Florida clergy members representing a range of faiths filed lawsuits this week against Florida’s new abortion law, arguing it violates their freedom to practice their faith.

“The lawsuits are at the vanguard of a novel legal strategy arguing that new post-Roe abortion restrictions violate Americans’ religious freedom, including that of clerics who advise pregnant people,” The Washington Post reported.

One of the clerics, Rev. Laurie Hafner, told the Post the religious right doesn’t “represent the Christian faith.” She’s one of two Christian clergy members who filed lawsuits against the state, along with three Jews, one Buddhist and one Unitarian Universalist.

Florida’s abortion law, which went into effect July 1, bans abortions after 15 weeks without exceptions for rape or incest.

Gov. Ron DeSantis, a Republican, signed the bill in a church, the Post noted.

TECHNOLOGY

Data brokers defy Dems

Datasets on millions of expecting parents have been sold for decades, from trimester statuses to preferred birth methods. As abortion becomes increasingly political with the overturning of Roe, however, Democrats have doubled down on efforts to deter data brokers from the lucrative practice — with little success.

Abortion rights groups are voicing concerns that, as states enact restrictive abortion laws, politicians and governments will weaponize the personal data. Since POLITICO published a leaked draft of the high court’s decision three months ago, Democratic leaders have sent letters to data brokers urging them to halt the practice, vowing to interrogate companies about the obtained datasets and introducing legislation to prevent the sale of such reproductive health data.

Without federal policy preventing the practice, many brokers aren’t adhering to the requests and do not appear likely to absent legislative action, the chances for which appear slim.
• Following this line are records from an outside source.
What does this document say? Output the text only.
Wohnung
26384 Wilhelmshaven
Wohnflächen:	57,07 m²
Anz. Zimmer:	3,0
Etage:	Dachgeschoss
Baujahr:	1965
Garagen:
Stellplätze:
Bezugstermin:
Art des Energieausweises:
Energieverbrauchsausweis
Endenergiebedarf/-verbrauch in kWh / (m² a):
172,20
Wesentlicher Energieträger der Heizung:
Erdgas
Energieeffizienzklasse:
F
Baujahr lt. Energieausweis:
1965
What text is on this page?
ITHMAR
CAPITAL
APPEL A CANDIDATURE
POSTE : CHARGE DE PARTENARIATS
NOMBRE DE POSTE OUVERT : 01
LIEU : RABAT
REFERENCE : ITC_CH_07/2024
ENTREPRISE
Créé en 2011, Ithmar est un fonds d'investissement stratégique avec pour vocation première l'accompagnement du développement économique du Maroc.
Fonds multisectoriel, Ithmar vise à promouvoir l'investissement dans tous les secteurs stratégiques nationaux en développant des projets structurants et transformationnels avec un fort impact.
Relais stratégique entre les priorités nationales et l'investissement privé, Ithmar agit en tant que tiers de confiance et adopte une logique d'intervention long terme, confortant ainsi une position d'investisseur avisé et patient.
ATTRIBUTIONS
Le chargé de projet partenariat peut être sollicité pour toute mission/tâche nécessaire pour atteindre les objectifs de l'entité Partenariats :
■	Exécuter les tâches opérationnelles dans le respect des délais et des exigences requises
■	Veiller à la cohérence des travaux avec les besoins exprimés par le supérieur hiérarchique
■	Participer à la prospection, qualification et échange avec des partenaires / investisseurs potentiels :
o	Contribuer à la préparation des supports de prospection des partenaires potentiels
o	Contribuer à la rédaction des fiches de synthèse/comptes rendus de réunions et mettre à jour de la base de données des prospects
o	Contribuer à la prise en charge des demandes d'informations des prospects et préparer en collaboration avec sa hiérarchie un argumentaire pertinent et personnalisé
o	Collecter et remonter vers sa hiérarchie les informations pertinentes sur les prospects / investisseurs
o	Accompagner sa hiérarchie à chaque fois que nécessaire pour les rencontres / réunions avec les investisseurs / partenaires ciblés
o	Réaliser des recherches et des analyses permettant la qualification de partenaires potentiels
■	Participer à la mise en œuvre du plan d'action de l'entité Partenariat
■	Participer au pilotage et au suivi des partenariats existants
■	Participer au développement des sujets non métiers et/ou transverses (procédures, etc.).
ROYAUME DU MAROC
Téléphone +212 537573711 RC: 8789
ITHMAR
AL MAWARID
Underscoring this point, more than 30 listings from brokers — offering information on pregnant parents or selling access to that group — were found by POLITICO, and the majority of them have been updated since the court’s decision in late June.

[Read more: The web is home to an illegal bazaar for abortion pills. The FDA is ill-equipped to stop it.]

STATES

Judicial drama persists in states

There’s no end in sight to judicial drama in states — the abortion battleground since the high court’s decision to leave reproductive rights to state governments — as local leaders continue to disagree with courts on the medical procedure’s future.

In Michigan, a judge blocked the enforcement of an abortion ban that’s nine decades old on Monday. The decision amounted to legislative whiplash after the state’s appeals court determined that county prosecutors could continue to enforce the prohibition hours earlier. For months, abortion rights advocates in the state have gathered hundreds of thousands of signatures to put an abortion rights amendment on the ballot in November while the Republican-led legislature pushes for restrictions.

On the other side, a Kentucky appeals court on Monday reinstated a near-total ban on abortion statewide. The ruling temporarily reversed a lower court’s order to allow the procedure. For the time being, abortion in the state is illegal — including in cases of rape or incest — except when a parent’s health is in danger. Health care workers in the state who aid in abortion procedures can face up to five years in prison.

Kentucky Attorney General Daniel Cameron, a Trump-endorsed Republican running for governor in November, lauded the court’s decision.

“I appreciate the court’s decision to allow Kentucky’s pro-life laws to take effect while we continue to vigorously defend the constitutionality of these important protections for women and unborn children,” Cameron said in a tweet.